Não foi preciso esperar muito para que os SOJA nos confirmassem que esta não seria uma repetição daquilo que aconteceu na última passagem pelo festival alentejano. Jacob Hemphill, vocalista e frontman, mostrou-se bem mais comunicativo, com vontade de encurtar a distância entre plateia e palco; Bob Jefferson, o carismático baixista, puxou pelo público com as suas habituais demonstrações de boa forma física (principalmente nos temas em que assume a voz principal, como "To Whom It May Concern"), enquanto, na outra ponta do palco, a secção de metais tratou de ensaiar coreografias.

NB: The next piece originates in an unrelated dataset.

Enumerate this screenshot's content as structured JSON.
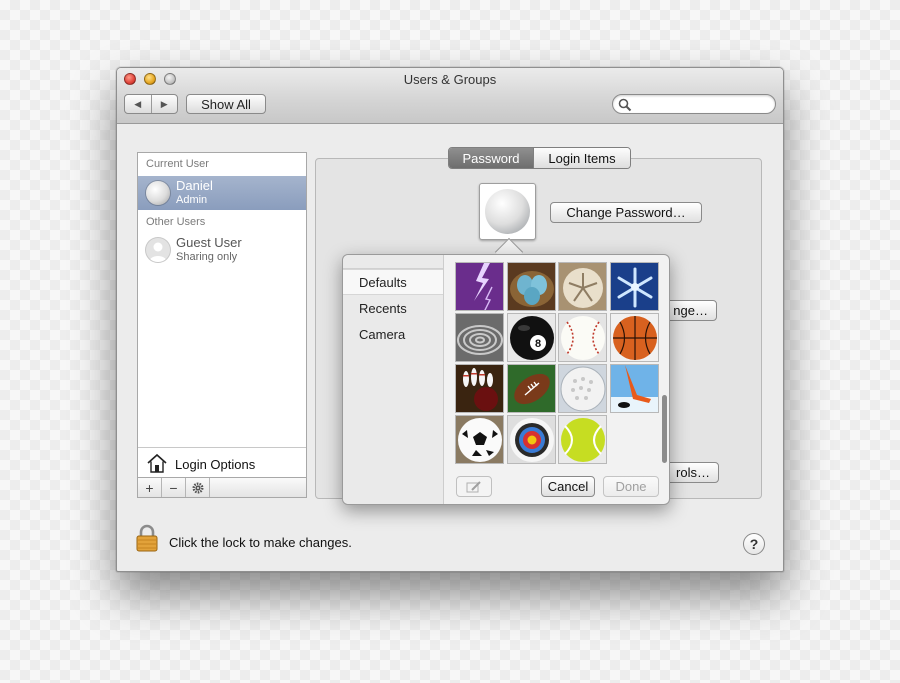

Se há coisa que define bem os SOJA, é a capacidade que têm de se transformarem ao vivo, e, por consequente, darem nova vida às suas músicas, como é o caso de "To Whom It May Concern", que, a dada altura, explora sonoridades dub, ou a própria "You and Me", que, perto do final, adquire uma textura assumidamente rock, quase a beliscar os campos do heavy metal - artilharia pesada, essa, que acabaria por marcar presença nos últimos versos de "Here I Am", a última do concerto, onde houve espaço para tudo: riffs possantes, a recordarem o heavy dos anos 70 (a dada altura, antes do habitual momento samba do espetáculo, Jacob não se privou de evocar na sua guitarra o clássico "Whole Lotta Love", dos Led Zeppelin), headbanging, por parte de Bob Jefferson, e apontamentos de pedal duplo na bateria de Ryan Berty. Quem entrasse no Meo Arena nesta última etapa do concerto nunca iria acreditar que se tratava de um concerto de reggae.

Para além das canções do novo álbum ("Wait", "Shadow", "Your Song" e uma muito celebrada - com direito a acompanhamento em uníssono - "I Believe" foram outras das músicas apresentadas), os SOJA interpretaram os habituais clássicos, como "Not Done Yet", "Tell Me", que contou com a participação do português Richie Campbell, recebido em palco com uma tremenda ovação (houve tempo para uma passagem por "That's How We Roll"), "Rest of My Life" e "True Love", uma das mais belas músicas que o reggae contemporâneo trouxe ao mundo, que, infelizmente, não tem feito parte dos alinhamentos dos últimos concertos do coletivo. Dêem-se por realizados aqueles que tiveram oportunidade de a ouvir ontem à noite - ainda para mais, em dose dupla: normal e acústica -, pois, se a história se repetir, adivinham-se mais uns anos de jejum.